By confirming the _“existing practice”_ in Bermuda – which allows for trust applications to be heard in private in appropriate circumstances – the Chief Justice reinforced the reasoning in the earlier decision of _Re BCD Trust_ (Confidentiality Order) [2015] Bda LR 108 (“Re BCD Trust”). In _Re BCD Trust_, the Applicant (represented by Conyers) obtained an order that the application to restructure the trust be dealt with in private. In that case, the Court held:

_“[T]he history of what is essentially Chambers hearings is that they were traditionally private hearings.
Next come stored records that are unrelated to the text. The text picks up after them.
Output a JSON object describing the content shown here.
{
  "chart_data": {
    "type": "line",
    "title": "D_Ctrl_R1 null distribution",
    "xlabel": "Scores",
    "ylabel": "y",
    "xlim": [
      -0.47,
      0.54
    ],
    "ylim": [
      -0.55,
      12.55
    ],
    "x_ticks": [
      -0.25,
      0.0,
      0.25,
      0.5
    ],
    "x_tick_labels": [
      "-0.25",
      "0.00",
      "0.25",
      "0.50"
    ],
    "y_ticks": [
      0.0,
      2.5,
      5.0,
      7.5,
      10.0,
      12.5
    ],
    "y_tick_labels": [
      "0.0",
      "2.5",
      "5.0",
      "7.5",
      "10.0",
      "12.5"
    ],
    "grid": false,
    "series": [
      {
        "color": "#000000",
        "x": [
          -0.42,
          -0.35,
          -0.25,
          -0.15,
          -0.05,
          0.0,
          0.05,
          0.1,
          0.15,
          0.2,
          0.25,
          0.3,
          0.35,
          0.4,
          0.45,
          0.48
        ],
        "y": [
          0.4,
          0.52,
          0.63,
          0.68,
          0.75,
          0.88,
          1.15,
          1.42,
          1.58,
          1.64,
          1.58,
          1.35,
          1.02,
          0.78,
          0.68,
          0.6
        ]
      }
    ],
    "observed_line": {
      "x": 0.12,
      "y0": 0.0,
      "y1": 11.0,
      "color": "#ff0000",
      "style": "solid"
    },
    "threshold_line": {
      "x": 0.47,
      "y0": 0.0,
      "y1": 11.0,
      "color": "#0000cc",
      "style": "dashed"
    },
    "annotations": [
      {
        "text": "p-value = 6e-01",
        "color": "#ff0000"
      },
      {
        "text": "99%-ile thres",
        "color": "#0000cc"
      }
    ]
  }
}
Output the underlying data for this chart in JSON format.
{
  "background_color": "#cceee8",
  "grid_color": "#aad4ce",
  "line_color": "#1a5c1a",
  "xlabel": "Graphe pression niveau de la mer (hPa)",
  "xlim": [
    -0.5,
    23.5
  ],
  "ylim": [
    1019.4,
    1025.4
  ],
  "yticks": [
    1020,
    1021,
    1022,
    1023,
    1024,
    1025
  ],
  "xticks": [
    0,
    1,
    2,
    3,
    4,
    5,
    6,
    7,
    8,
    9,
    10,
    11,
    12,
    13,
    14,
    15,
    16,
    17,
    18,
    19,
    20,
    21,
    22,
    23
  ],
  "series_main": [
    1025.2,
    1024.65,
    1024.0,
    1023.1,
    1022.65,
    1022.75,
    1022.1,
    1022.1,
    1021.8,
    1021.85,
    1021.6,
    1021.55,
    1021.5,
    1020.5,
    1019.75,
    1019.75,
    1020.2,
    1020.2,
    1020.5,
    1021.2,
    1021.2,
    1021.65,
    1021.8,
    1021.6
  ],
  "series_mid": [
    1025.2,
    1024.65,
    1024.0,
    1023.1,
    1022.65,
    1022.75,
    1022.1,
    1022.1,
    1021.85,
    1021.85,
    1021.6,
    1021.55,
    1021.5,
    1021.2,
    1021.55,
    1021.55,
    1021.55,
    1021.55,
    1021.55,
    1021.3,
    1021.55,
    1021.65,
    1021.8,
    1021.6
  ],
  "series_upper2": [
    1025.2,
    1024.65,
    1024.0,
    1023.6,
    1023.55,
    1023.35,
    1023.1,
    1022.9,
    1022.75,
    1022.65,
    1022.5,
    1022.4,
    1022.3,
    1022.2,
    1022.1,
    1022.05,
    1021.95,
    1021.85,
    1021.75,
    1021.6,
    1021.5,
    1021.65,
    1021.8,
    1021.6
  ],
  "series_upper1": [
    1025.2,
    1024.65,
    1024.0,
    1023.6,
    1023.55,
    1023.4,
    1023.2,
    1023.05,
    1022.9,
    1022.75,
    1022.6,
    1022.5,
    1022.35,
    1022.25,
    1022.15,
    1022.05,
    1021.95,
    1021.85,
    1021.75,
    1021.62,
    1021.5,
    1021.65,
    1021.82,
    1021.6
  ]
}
The notion of a more open approach to Chambers hearings has developed in the public interest within a constitutional framework which specifically blesses the idea of the Court departing from the public hearing principle in the interest of privacy and other countervailing public interests. …it is inherently consistent with the public interest and the administration of justice generally that applications such as these be anonymised and dealt with as private applications, where there is no obvious public interest in knowing about an internal trust administration matter.”
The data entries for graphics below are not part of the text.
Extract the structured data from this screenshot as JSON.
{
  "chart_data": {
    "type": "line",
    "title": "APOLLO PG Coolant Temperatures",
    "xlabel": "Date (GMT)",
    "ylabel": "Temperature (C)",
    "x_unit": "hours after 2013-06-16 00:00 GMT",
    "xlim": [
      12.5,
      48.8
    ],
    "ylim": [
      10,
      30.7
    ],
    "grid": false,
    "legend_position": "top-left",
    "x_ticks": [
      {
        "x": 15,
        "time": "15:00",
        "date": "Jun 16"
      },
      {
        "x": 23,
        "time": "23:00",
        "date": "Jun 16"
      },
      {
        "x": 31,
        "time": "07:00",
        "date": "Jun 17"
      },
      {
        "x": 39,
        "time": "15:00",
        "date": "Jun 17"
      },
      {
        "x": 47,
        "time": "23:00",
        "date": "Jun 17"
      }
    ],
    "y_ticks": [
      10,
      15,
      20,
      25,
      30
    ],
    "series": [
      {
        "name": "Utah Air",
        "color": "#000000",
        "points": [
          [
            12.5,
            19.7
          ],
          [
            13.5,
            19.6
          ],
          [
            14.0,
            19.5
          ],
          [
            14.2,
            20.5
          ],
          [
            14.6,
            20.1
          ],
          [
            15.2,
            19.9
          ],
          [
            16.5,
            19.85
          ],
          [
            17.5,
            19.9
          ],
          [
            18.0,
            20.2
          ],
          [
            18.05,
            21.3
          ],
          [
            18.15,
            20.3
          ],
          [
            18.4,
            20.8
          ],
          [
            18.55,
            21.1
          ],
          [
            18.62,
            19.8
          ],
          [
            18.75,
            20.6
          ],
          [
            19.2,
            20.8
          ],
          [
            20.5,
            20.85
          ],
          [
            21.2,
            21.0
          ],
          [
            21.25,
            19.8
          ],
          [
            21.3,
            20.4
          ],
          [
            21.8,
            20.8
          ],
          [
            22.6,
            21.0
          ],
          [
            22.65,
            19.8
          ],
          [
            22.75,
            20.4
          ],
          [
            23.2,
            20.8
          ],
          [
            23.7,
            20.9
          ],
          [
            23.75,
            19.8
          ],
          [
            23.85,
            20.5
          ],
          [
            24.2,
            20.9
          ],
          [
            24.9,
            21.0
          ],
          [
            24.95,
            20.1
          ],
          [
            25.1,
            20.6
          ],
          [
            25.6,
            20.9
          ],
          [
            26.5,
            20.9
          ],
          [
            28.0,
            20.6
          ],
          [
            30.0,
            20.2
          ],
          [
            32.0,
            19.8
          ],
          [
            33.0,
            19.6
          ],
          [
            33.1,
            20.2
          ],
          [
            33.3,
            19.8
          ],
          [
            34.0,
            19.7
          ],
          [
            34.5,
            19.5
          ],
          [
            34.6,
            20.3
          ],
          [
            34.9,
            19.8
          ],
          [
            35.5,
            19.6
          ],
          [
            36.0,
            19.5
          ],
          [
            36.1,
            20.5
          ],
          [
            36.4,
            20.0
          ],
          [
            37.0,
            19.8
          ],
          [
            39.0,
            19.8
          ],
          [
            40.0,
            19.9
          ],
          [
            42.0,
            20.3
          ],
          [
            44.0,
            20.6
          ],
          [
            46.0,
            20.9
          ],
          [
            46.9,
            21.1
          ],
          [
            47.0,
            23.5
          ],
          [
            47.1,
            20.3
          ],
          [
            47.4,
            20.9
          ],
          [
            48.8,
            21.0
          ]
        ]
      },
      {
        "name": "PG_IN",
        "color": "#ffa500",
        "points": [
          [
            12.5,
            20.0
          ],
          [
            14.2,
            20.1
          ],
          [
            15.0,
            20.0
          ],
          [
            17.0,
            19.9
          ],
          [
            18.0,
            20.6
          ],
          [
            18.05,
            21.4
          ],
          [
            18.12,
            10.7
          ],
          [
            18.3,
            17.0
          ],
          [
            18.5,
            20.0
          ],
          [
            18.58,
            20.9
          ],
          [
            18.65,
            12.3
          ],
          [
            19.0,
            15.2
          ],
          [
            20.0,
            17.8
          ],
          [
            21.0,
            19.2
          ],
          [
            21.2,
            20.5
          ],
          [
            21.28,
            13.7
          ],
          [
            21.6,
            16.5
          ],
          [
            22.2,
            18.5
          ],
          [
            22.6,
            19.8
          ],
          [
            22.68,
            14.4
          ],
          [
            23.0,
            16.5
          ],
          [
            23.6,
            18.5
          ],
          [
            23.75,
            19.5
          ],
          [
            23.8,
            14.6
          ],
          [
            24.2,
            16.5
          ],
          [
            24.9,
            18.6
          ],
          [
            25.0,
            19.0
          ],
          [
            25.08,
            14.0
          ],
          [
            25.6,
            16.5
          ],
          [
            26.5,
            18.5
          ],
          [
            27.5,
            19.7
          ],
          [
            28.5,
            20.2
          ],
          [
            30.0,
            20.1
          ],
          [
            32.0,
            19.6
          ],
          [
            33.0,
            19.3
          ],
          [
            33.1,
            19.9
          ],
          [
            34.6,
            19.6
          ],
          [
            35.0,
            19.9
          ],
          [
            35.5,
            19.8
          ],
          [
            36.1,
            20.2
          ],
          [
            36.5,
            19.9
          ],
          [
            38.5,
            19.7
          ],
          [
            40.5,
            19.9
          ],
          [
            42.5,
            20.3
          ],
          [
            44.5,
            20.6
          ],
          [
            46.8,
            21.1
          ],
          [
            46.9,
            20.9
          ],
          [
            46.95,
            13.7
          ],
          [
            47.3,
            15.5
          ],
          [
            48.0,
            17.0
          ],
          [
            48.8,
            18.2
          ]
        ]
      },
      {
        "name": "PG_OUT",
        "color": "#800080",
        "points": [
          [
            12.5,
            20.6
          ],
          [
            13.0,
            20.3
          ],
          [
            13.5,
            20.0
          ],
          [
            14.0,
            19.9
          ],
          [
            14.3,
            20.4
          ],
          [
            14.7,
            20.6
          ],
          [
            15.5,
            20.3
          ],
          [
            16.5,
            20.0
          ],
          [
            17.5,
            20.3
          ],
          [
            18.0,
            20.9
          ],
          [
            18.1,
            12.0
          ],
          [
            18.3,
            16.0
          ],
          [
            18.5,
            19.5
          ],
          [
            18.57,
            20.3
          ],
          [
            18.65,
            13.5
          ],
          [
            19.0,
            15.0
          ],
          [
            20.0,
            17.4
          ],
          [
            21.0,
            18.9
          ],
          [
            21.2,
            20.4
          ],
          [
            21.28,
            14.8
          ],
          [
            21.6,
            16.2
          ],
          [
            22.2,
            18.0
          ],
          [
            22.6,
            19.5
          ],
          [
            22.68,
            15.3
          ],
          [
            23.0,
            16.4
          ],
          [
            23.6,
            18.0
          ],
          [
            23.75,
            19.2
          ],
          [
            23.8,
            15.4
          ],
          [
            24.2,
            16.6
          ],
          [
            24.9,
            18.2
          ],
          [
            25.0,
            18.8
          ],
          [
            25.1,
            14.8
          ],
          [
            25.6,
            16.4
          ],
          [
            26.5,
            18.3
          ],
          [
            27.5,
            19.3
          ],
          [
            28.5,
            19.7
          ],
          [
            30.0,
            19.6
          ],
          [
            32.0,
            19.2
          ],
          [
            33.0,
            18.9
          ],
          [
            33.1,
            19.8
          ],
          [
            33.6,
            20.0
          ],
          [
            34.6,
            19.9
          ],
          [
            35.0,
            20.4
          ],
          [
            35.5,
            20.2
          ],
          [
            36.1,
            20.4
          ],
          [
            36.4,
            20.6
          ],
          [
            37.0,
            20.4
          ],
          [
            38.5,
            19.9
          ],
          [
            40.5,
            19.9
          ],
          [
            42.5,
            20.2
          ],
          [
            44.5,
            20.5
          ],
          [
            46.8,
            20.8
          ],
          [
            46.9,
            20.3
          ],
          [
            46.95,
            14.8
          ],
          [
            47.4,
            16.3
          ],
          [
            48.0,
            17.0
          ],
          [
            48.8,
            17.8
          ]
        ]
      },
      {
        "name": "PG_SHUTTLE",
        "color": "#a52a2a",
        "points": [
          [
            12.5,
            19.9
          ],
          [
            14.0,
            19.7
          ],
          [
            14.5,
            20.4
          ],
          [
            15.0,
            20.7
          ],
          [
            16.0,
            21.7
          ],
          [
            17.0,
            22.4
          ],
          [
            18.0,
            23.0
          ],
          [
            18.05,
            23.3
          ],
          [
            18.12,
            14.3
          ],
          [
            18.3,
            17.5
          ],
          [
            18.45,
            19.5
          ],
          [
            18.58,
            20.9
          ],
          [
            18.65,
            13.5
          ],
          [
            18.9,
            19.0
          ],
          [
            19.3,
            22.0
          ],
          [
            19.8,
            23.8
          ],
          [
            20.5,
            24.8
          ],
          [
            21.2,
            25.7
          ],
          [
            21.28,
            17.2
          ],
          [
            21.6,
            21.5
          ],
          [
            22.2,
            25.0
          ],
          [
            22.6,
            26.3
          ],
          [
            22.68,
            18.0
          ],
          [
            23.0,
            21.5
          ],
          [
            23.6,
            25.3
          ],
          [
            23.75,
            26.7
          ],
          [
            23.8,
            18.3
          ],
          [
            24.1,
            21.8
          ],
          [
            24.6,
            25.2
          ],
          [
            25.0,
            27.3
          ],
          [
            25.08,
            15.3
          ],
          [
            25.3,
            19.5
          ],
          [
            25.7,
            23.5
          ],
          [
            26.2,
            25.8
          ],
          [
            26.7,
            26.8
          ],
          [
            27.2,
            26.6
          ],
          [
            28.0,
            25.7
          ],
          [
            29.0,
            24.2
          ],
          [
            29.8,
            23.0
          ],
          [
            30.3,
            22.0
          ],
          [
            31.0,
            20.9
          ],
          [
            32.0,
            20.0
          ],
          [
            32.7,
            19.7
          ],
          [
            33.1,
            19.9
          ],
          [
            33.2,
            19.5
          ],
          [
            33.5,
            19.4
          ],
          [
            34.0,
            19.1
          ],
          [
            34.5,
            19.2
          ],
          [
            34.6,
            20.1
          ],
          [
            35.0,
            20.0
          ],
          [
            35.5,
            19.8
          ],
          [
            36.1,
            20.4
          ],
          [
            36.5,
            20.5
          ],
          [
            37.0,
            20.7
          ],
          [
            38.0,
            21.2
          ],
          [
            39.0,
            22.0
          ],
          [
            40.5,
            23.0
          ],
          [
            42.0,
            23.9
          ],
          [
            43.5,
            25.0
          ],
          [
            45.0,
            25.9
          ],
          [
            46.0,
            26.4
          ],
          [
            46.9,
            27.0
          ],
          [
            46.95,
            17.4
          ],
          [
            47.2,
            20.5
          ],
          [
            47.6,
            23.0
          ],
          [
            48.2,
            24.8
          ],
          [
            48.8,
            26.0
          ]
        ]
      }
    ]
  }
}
Re BCD Trust also recognised the constitutional underpinning allowing for privacy when appropriate, namely the interaction of Sections 6(9) and 6(10) of the Bermuda Constitution Order, 1968. The Court in G Trusts then traced the inspiration for the Bermuda Sections to Article 6 of the European Convention on Human Rights. The Chief Justice then acknowledged that the current climate justified revisiting the existing practice to test again the solidity of its foundation:

“In the course of the hearing I did very much have in mind whether the popular onshore attacks on offshore ‘secrecy’ undermined in any way the validity of this Court’s previous practice in this regard. Writing the present judgment over the Remembrance Day weekend seems an appropriate occasion to revisit this issue.”

The Court’s remembrance followed:

“Bermuda’s offshore sector began in the mid-1930’s and the concept of offshore companies and offshore trusts were commercially driven, at least in part, by anxieties on the part of far-sighted members of the European moneyed classes about a looming war and the risk of confiscation of their assets (or worse) by populist governments envious of their wealth in recessionary times. The confiscation of assets and worse did in fact occur, and Bermuda fought on the victorious side which introduced the notion of fundamental human rights designed to ensure that untrammeled democracy would not trample on personal and property rights again.”

Having (re)established Bermuda’s existing practice upon the cornerstone of the right to privacy, the Court then illustrated when privacy orders might be appropriate, citing, inter alia, how unnecessary publicity of private wealth may subject trust beneficiaries to unjustified public attention, including in the case of beneficiaries who are minors, where the disclosure of wealth may impair their ability to enjoy a healthy and normal childhood.

The Chief Justice also offered this practical observation for those who have yet to appreciate that ‘secrecy’ exists because citizens have a right to ‘privacy’ in their financial affairs: “The ordinary citizen who consults his solicitor about revising his will is not required to disclose the content of his will and his discussions with his solicitor to the general public”. So too of trusts, even when the trust is governed by the law of an offshore jurisdiction. Privacy has a venerable legal basis.